Davonte makes the high school football team and attends the senior prom. Reginald visits his biological father in jail, meeting him for the first time since early childhood. David becomes a father himself. We also meet family members and others in the Bertie community, including school officials, parole officers and Vivian Saunders, founder of The Hive.
“Raising Bertie” isn’t a traditional social issue documentary. No experts are quoted, no statistics are cited, no infographics are assembled onscreen. Instead, we simply get these three stories, told through images and words. Taken together, they provide a curiously intimate look at what life is like for young black men in an impoverished rural community where opportunities are scarce and potential pitfalls are everywhere.
A ‘hometown’ world premiere
Byrne is as surprised as anyone at the film that finally emerged from her visit to Bertie County seven years ago.
“From the beginning, I didn’t expect to have the relationship that I have now with the young men and their families,” Byrne said. “I consider them like my little brothers. I actually have a brother their age, too. Over the years I found myself comparing them all of the time.”

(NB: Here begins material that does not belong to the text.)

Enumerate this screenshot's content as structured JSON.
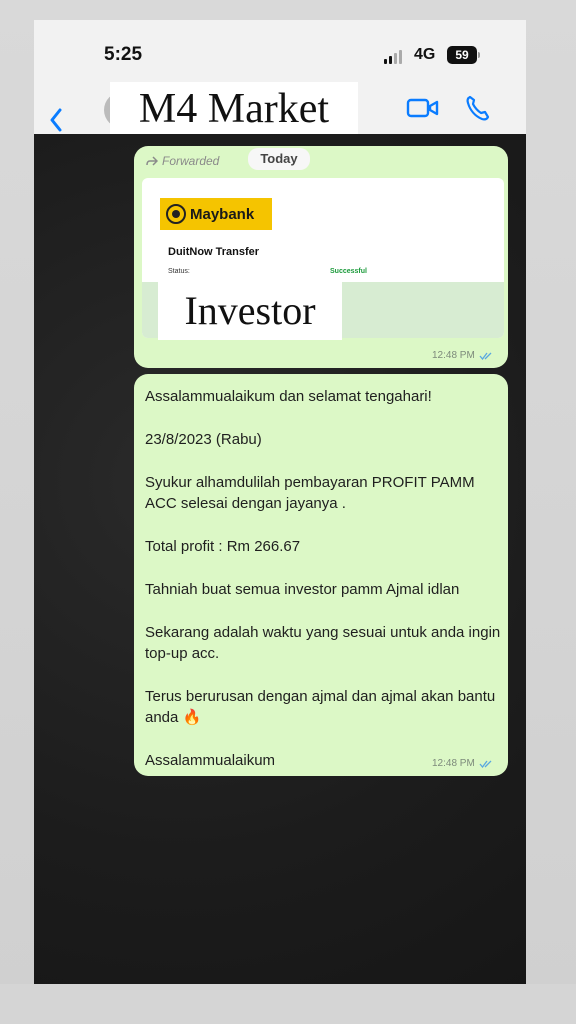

A single mother, Byrne brought her daughter along whenever she returned to Bertie County. For long stretches of time, she essentially financed the film herself as she worked on other projects. Byrne was an editor and cinematographer on the similarly themed documentary “American Promise” – winner of the 2013 Full Frame Grand Jury Prize.
Partial funding for “Raising Bertie” was eventually secured from sources including the MacArthur Foundation, Ford Foundation and the Southern Documentary Fund. The project is also co-produced by Kartemquin films, the award-winning Chicago filmmaking collective behind marquee documentary projects like “Hoop Dreams” and “The Interrupters.”

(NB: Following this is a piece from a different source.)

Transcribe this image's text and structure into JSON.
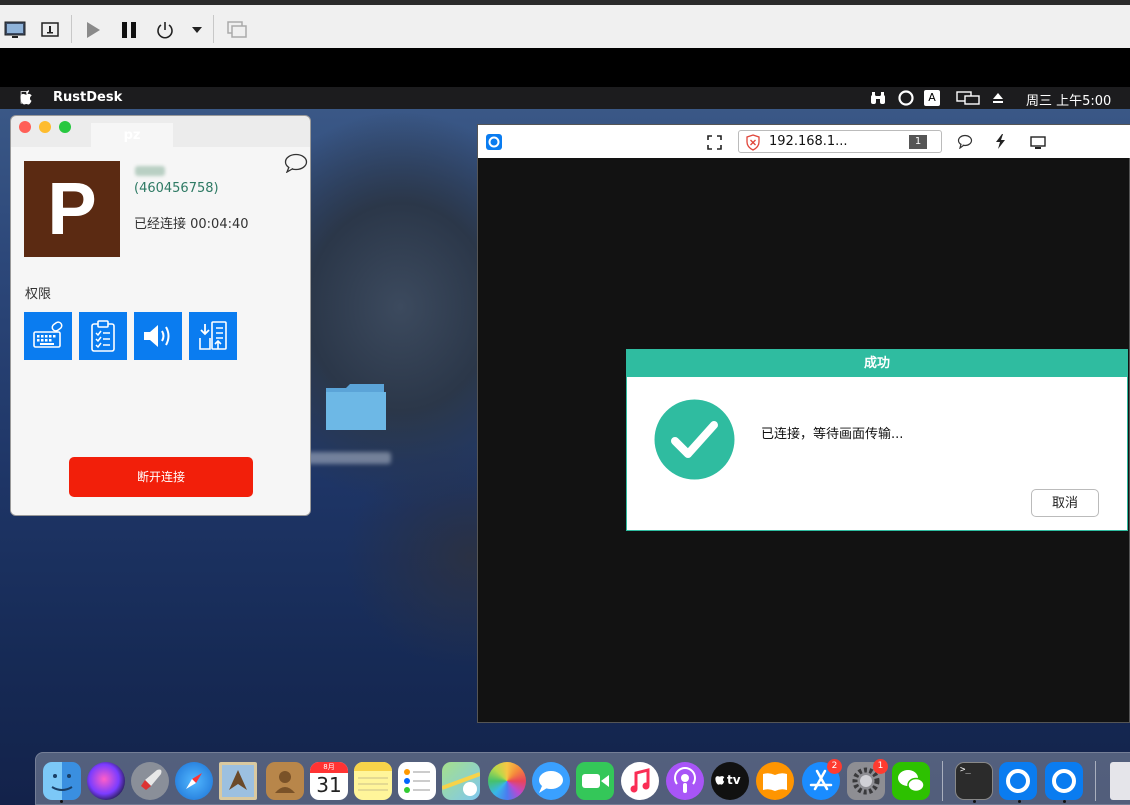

“Raising Bertie” will have its world premiere Saturday at Full Frame, a happy development that thrills both Byrne and producer Ian Robertson Kibbe, a Chapel Hill native and UNC alum.
“Full Frame is my hometown festival, and we both thought if we could premiere there, how natural and appropriate that would be,” Kibbe said.
“Honestly, I remember thinking years ago that if this could premiere at Full Frame, that would be so great,” said Byrne, who now lives in Chicago. “And here we are.”
Raising important questions
“Raising Bertie” may not be an overt social issue documentary, but the themes it explores are clearly evident and certainly of the moment. The film resonates powerfully with contemporary issues of racial inequality, educational opportunities and the Black Lives Matter movement. Interestingly, none of this was by design.
“We didn’t expect, six years ago, that these issues would be where they are today,” Kibbe said. “When you start a project, you don’t know what the world will look like when you’re done. This film is coming out at a very important time in the national conversation we’re having around how we view young black men, and what opportunities there are.”
Saturday’s screening of “Raising Bertie” will include a discussion session with filmmakers as well as the three young men profiled in the film.
With “Raising Bertie” now ready to premiere, Byrne said she’s glad that she kept the film’s intimate focus.
“We interviewed a lot of other people that would be considered leaders or experts, but I didn’t want to make an issue film,” Byrne said. “I think that this says a lot more. This is more powerful. And hopefully it leaves you asking questions, because we don’t have any answers in the film.”
Full Frame Documentary Film Festival
When: April 7-10
Where: Carolina Theatre, 309 W. Morgan St., Durham, and other venues
Cost: $16 for individual tickets, $27 for special events, $14 for educators, students and military
“Raising Bertie” will premiere at Full Frame at 4:30 p.m. Saturday in Carolina Theatre’s Fletcher Hall.